Они стояли вместе перед трюмо, напротив ярко пылающего камина. Барбара перебирала в памяти события этого дня. О чем думал м-р Карлайл, знал лишь он один; глаза его под тяжелыми веками были устремлены на Барбару. Молчание затянулось, и Барбара, казалось, почувствовала, что он смотрит на нее, подняла на него свои глаза.

— Ты выйдешь за меня, Барбара?

Он сказал это совершенно спокойно и безразлично, так, словно предлагал ей стул. Но видели бы вы, как изменилось выражение ее лица! Оно осветилось неожиданной радостью, его залил яркий румянец волнения и счастья. Увы, через мгновение их сменили бледность и грусть.

Она отрицательно покачала головой.

— И все равно спасибо за то, что Вы сказали это, — сказала она.

— В чем препятствие, Барбара?

Она снова густо покраснела и не ответила ему.

М-р Карлайл обнял ее и наклонился к ней, так что их лица оказались рядом.

— Ну скажи мне, тихонько.

Она разрыдалась.

— Потому, что я когда-то женился на другой?

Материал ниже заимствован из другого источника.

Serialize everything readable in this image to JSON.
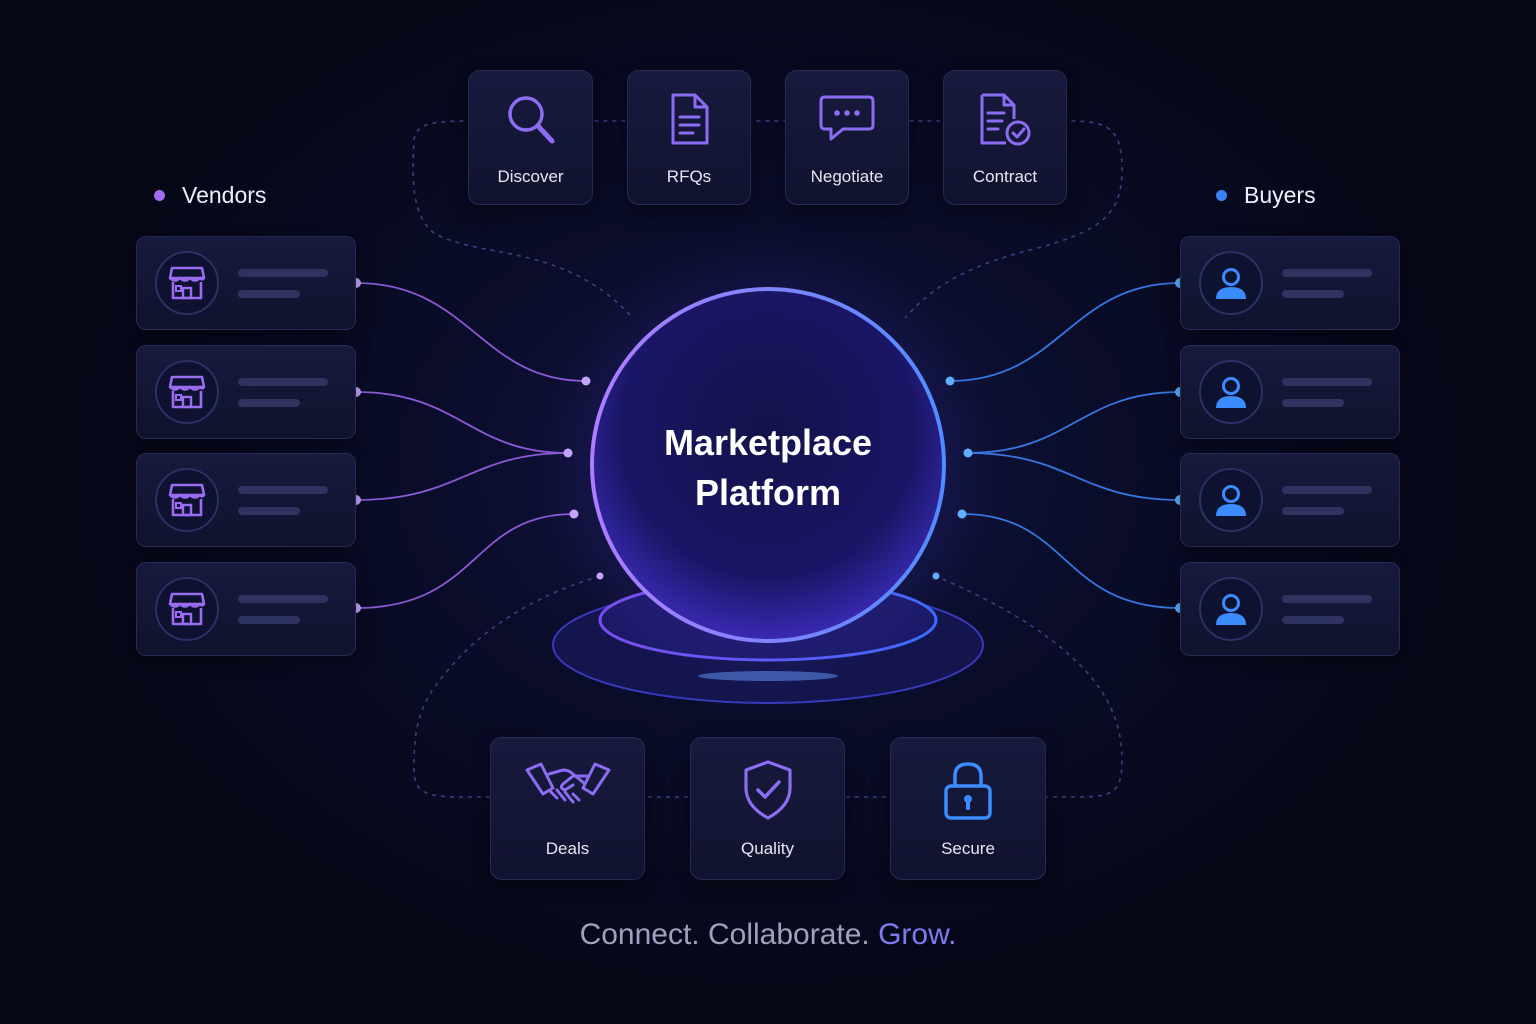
{
  "hub": {
    "line1": "Marketplace",
    "line2": "Platform"
  },
  "vendors": {
    "title": "Vendors",
    "dot_color": "#a46cf0",
    "icon": "storefront-icon",
    "count_cards": 4
  },
  "buyers": {
    "title": "Buyers",
    "dot_color": "#3b82f6",
    "icon": "user-icon",
    "count_cards": 4
  },
  "top_steps": [
    {
      "label": "Discover",
      "icon": "magnifier-icon"
    },
    {
      "label": "RFQs",
      "icon": "document-icon"
    },
    {
      "label": "Negotiate",
      "icon": "chat-bubble-icon"
    },
    {
      "label": "Contract",
      "icon": "contract-check-icon"
    }
  ],
  "bottom_steps": [
    {
      "label": "Deals",
      "icon": "handshake-icon"
    },
    {
      "label": "Quality",
      "icon": "shield-check-icon"
    },
    {
      "label": "Secure",
      "icon": "padlock-icon"
    }
  ],
  "tagline": {
    "part1": "Connect. Collaborate.",
    "part2": "Grow."
  },
  "colors": {
    "vendor_accent": "#a46cf0",
    "buyer_accent": "#3b82f6",
    "icon_purple": "#8b6cf2",
    "background": "#070a1f"
  }
}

— Нет-нет. Это все из-за той ночи. — Вы, я думаю, тоже не забыли ее, а в моей памяти она запечатлелась огненными скрижалями. Как я могла так забыться! Если бы не то, что случилось тогда, Вы сейчас не сделали бы мне предложение.

— Барбара!

Она посмотрела на него: он говорил с болью в голосе.

— Знаешь ли ты, что я люблю тебя? Что мне не нужно никого во всем свете, кроме тебя? Нет, Барбара: давай не будем отказываться от счастья из-за каких-то химер, когда оно — рядом.

Она тихо плакала, опершись на его руку.

— Счастья? Это будет счастьем для Вас?

— Величайшим счастьем, — прошептал он.

Она поняла, что он говорит правду, и радостная улыбка озарила ее прекрасные черты. М-р Карлайл понял ее без слов.

— Ты по-прежнему любишь меня, Барбара?

— Нет, еще сильнее, — прошептала она.

М-р Карлайл привлек ее к себе. Сердце бедняжки наконец-то преисполнилось счастьем, и она готова была стоять вот так до бесконечности.

А что же Ричард? Он крался по обочине дороги, в глубоком снегу, лежавшем возле изгороди, поскольку чувствовал себя там в большей безопасности, нежели на проезжей части, когда его зонтик столкнулся с другим зонтом. Мисс Карлайл снабдила Ричарда этой вещью вовсе не для того, чтобы защитить его видавшую виды шляпу, а для того, чтобы прохожие не увидели его лица. Зонт, с которым он столкнулся, был настоящим аристократом: из шелка, с ручкой из слоновой кости; зонт Ричарда в сравнении с ним был просто плебеем, обтянутым хлопчатобумажной тканью и едва ли имеющим вообще какую-либо ручку. Владельцы этих плодов цивилизации шли, опустив головы, пока зонты их с треском не столкнулись прямо под газовым фонарем, после чего они уставились друг на друга.

— Ты что, парень: не видишь, куда идешь?

Дик подумал, что отдал бы все деньги, лежавшие у него в кармане, если бы земля под ним милосердно расступилась и поглотила его, поскольку перед ним, вглядываясь в его лицо, стоял грозный отец.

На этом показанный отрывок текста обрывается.